Fellow Directors, I believe I've made reasonable (if not extraordinary) efforts to state my case, but have been unable to persuade Ms. Kenney that the Association should drastically change. Ms. Kenney is the driving force behind the Association and, although major policies and plans must be approved by the Association's Board of Directors, Ms. Kenney (as CEO) and her professional staff are charged with the responsibilities of both developing and implementing the Association's policies and plans. Without Ms. Kenney's support, it is unrealistic to believe that the positions I advocate will be adopted by the Association's leadership or implemented. Accordingly, it is time for me to step aside.

I'm proud of what the Association has stood for and accomplished in the past. I wish you well individually and as an organization.

Marc Iverson

© 2001 Marc Iverson. Permission is granted to reproduce this statement in whole, without editing or abridgement, for any nonprofit purpose.

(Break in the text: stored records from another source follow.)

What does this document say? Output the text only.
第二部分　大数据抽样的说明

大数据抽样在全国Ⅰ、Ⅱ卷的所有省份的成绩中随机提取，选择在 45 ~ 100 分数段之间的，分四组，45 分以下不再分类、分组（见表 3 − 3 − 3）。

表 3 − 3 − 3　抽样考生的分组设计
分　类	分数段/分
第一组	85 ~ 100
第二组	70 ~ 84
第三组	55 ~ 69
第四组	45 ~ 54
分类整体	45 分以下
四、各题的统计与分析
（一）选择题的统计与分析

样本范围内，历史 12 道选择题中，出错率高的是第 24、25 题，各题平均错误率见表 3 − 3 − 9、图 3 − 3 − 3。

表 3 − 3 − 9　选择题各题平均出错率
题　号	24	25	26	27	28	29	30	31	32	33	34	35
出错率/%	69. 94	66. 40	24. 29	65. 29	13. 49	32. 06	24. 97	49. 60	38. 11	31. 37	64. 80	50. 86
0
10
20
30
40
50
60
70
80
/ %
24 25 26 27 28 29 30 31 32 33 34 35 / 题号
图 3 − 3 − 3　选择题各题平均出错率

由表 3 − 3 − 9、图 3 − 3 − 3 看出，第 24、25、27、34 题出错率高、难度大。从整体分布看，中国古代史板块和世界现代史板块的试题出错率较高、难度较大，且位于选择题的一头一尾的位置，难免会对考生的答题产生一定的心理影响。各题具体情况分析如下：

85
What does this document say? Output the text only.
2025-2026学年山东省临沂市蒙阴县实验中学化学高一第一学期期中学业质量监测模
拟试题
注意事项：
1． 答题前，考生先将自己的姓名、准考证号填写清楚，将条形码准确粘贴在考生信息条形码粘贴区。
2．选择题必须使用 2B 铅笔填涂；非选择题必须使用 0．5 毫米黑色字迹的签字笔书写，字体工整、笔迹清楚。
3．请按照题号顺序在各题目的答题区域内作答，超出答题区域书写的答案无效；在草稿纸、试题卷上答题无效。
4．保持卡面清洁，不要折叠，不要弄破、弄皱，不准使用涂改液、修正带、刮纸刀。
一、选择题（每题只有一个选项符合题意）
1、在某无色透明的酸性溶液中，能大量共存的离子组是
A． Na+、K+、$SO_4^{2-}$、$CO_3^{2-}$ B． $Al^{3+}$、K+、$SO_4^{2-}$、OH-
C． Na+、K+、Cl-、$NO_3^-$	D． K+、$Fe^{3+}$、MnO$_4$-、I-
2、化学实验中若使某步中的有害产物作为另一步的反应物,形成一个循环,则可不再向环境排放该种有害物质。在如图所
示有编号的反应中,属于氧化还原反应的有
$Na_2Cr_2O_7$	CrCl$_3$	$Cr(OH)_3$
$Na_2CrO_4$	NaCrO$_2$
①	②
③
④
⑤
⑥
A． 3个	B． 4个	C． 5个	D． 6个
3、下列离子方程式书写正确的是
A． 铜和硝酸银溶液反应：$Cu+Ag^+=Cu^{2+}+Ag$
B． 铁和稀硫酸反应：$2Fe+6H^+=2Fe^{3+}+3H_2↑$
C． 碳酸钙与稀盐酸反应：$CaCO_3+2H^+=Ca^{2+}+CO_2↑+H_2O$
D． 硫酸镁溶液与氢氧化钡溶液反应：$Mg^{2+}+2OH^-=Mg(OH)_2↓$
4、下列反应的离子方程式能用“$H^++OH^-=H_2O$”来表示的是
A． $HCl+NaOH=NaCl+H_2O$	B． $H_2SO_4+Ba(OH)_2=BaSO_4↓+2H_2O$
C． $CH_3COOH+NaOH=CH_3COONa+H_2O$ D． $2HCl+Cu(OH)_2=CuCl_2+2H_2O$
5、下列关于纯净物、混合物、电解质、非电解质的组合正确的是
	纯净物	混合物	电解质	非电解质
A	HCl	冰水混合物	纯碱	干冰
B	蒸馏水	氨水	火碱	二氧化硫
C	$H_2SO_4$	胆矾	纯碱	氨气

This copyright notice must be included in any reproduction. All other rights reserved.

[This Message was Edited on 11/18/2006]

1 comment:

  1. I don't understand. What does "CAA" stand for? I am very affected by neurological ME/CFS to the degree my IQ has gone from 147 to 133. So, I'm not sure if I got this posted subject matter correctly.
    I honestly had thought the CFIDs association of America was the only true voice of the patients. Our only effective voice at the government level.

    Am I wrong? I've been very isolated by the illness. All I know it's what I've been able to find out there before I became too sick to investigate and advocate. I was diagnosed using the CCC, which I discovered after a TON of research. I am very ill and getting wirse at what, to me, is an alarming rate. I am frightened as I am single mother to a 13 year old child wuth Aspergers. She NEEDS me. I'm only able to get out for dr. Appts, after which I am far sicker for weeks. I am for all practicle purposes, housebound. Only leaving my room, and bed, for using the bathroom, or getting something to drink from the kitchen. that is IT.
    Whom do I trust? Do we have a representation before governing bodies and current research? Have I been mislead by talk of hope for the CDC, with solve cfs at the foregroung inviting patient involvement in the meetings? Are we no closer to changes in attitudes and conception towards the fact that this is a physical illness?
    Is Phienix Rising a true voice that helps in an accurate point of view, and representation of ME/cfs? If not... Then who is? I dont know up from down here. Who, if anyone, is trusted and true in the US? I appreciate your time and your blogging! I am too ill to blog, and would only hurt others with well meant, yet erroneous, infirmation.